Plenty of questions but few answers at committee
There aren’t a whole pile of drawbacks to a job that permits you attend a major sporting event and have the cheek to call it work but a few hours spent at Leinster House as the latest committee with responsibility for sport fumbles about like a Junior C footballer on a wet Sunday morning is right up there as one of them.
Circumstances this week dictated that this column couldn’t make it towards Kildare Street on Wednesday afternoon for the latest session of the joint committee on transport, tourism, and sport and the reports, tweets, and general air of dismay that the session prompted only heightened the sense it was a bullet dodged.
The brief, as the men who run the GAA, FAI, and IRFU entered the room, was simple enough: A look at the “challenges, strategies, and governance of sport in Ireland”. Instead of surgical precision what we got — as we always do — was a scattergun spread of questions, statements that amounted to mostly smoke and noise and little in the way of punch.
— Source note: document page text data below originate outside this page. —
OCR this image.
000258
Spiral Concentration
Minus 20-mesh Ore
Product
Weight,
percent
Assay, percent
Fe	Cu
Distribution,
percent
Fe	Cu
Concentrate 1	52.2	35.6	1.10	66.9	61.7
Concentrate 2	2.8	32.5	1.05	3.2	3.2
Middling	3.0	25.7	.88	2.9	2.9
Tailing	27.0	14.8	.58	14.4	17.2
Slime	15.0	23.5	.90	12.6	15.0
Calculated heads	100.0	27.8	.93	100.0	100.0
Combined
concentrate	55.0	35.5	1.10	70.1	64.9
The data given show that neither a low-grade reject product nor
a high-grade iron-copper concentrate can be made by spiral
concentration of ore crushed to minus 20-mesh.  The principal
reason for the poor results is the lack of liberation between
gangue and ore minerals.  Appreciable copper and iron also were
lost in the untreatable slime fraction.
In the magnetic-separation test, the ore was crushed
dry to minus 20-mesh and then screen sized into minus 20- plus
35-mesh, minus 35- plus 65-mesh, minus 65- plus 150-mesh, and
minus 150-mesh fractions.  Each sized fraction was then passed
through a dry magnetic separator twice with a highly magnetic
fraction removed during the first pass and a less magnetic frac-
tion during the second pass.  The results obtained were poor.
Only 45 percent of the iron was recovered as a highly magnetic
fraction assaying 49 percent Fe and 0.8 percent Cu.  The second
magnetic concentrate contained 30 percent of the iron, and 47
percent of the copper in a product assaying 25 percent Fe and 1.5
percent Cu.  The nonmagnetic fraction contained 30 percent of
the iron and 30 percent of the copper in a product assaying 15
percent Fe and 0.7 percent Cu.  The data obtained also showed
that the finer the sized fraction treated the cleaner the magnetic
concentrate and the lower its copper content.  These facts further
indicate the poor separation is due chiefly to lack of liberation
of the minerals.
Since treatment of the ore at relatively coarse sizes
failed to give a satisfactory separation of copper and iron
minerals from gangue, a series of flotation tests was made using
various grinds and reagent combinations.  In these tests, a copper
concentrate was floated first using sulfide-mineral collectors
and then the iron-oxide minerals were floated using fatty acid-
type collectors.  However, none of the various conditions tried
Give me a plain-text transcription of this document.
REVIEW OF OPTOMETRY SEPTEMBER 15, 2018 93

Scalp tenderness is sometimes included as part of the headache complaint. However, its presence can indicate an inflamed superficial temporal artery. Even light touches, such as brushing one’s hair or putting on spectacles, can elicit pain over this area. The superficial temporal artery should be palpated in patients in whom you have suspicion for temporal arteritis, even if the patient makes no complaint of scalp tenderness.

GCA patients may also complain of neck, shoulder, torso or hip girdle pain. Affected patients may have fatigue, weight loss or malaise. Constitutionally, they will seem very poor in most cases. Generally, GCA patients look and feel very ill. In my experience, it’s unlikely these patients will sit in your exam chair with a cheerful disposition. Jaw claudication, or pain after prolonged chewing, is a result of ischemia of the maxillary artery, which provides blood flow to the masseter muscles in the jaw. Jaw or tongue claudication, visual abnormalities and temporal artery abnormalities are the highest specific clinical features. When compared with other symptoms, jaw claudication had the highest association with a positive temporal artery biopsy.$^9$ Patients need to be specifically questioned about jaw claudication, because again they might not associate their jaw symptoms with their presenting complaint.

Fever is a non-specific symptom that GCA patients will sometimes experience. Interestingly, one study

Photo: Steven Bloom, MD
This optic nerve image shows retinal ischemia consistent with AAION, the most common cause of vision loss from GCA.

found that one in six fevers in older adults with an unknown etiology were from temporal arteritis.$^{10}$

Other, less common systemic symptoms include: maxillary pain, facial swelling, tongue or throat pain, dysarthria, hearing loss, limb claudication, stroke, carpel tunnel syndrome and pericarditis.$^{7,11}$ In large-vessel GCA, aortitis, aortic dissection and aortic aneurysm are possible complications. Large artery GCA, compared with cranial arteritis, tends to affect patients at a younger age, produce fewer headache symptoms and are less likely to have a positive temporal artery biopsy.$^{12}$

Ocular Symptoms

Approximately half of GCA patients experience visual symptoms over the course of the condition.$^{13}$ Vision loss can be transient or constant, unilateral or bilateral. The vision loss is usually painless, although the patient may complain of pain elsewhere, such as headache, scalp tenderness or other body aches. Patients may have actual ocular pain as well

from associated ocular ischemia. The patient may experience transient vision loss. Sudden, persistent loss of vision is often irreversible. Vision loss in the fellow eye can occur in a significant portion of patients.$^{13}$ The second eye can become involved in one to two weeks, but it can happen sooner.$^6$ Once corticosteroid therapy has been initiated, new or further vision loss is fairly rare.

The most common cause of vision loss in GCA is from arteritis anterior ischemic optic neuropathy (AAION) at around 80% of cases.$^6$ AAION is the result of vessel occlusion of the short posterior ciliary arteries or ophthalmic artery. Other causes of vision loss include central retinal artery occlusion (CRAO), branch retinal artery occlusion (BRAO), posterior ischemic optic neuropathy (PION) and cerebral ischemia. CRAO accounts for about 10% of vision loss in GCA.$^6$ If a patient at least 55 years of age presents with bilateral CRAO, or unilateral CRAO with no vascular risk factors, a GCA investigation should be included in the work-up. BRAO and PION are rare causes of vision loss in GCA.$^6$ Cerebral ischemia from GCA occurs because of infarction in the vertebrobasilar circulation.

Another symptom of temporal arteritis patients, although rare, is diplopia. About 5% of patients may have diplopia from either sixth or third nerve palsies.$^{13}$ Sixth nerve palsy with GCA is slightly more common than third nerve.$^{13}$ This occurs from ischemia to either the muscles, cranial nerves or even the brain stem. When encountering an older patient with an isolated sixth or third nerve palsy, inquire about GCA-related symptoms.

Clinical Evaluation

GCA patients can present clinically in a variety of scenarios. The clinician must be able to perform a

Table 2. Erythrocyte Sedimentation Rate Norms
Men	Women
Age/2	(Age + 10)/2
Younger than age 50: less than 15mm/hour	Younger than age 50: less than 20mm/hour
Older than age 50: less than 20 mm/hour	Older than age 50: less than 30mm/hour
Thousands of words were spoken but raw numbers describe the vacuum best.
There are 11 members of the committee, drawn from various political parties, and three eminent people were there at their behest. Yet the number of individual topics broached hit somewhere around 30 in just a handful of hours and no more than a third of those were even close to anything to do with the topics down for discussion.
That old joke about a camel being a horse drawn up by committee is an obvious staging post here, although John Le Carre’s observation about how a committee is an animal with four back legs is more apposite. So, too, Milton Berle’s two cents worth. “A committee is a group that keeps minutes and loses hours,” the 1950s TV star once said.
Damn, what a great line.
It was suggested to Jenny Pitman, the Grand National-winning trainer, one time that the Jockey Club race planning committee consisted of a table and four chairs. “And I bet they’ve got woodworm,” she added. That’s almost 30 years ago though. Sports bodies are different beasts now and a focused examination of some key issues would have been welcome this week.
Take strategies as just one simple example: The big three sporting bodies all have questions to answer about the well-being of, and any plans to improve, their playing structures, whether that is the FAI’s League of Ireland, the GAA’s club game and its subservience to the inter-county scene, or the IRFU’s subsistence-based All-Ireland League. Still, at least the thorny issue of fan embassies got an airing, eh?
There were some notable contributors among the inquisitors. There always are but the muddled format and the ease with which those called to the chambers habitually bat away any queries of note amid the morass adds up to little more than a waste of time and a spurned opportunity.
The contrast with the UK’s culture, media, and sport committee and its considerably more intensive dealings with the International Associations of Athletics Federations (IAAF) president Sebastian Coe on the nature of what he did or did not know about allegations of systematic doping in Russia before they were unveiled in a German TV documentary was stark.
Another topical counterpoint to the Oireachtas hearing was apparent in the fantastically revealing documentary The Impossible Job. Made two decades ago, it featured the late Graham Taylor as he wrestled with the role of England manager and a World Cup qualifying campaign that ended in elimination and ignominy.
Much has been made of the inside-the-ropes access afforded to the filmmakers. Among the best scenes was that of Taylor sat at the FA’s boardroom table with Manchester City’s Peter Swales and other blazers as he answered queries on the previous summer’s tour to the US, where they lost to the hosts, and the antics of Paul Gascoigne.
This was no glorious era of glasnost. The Taylor documentary was an outlier even then but it is clearly all the more so in the modern era when even the amateur officials on Wexford’s county board can deem it a good idea to effectively bar the media from the mostly humdrum roll call that makes up their monthly get-togethers.
It seems that the more live sport we get to see, the less we learn about those tasked with running it. It makes for a bland, dangerous landscape, one where little of interest or import is revealed about the engines that keep the machine moving or those who oil the cogs.
And we all know by now that sport, like all industries, needs all the accountability it can get.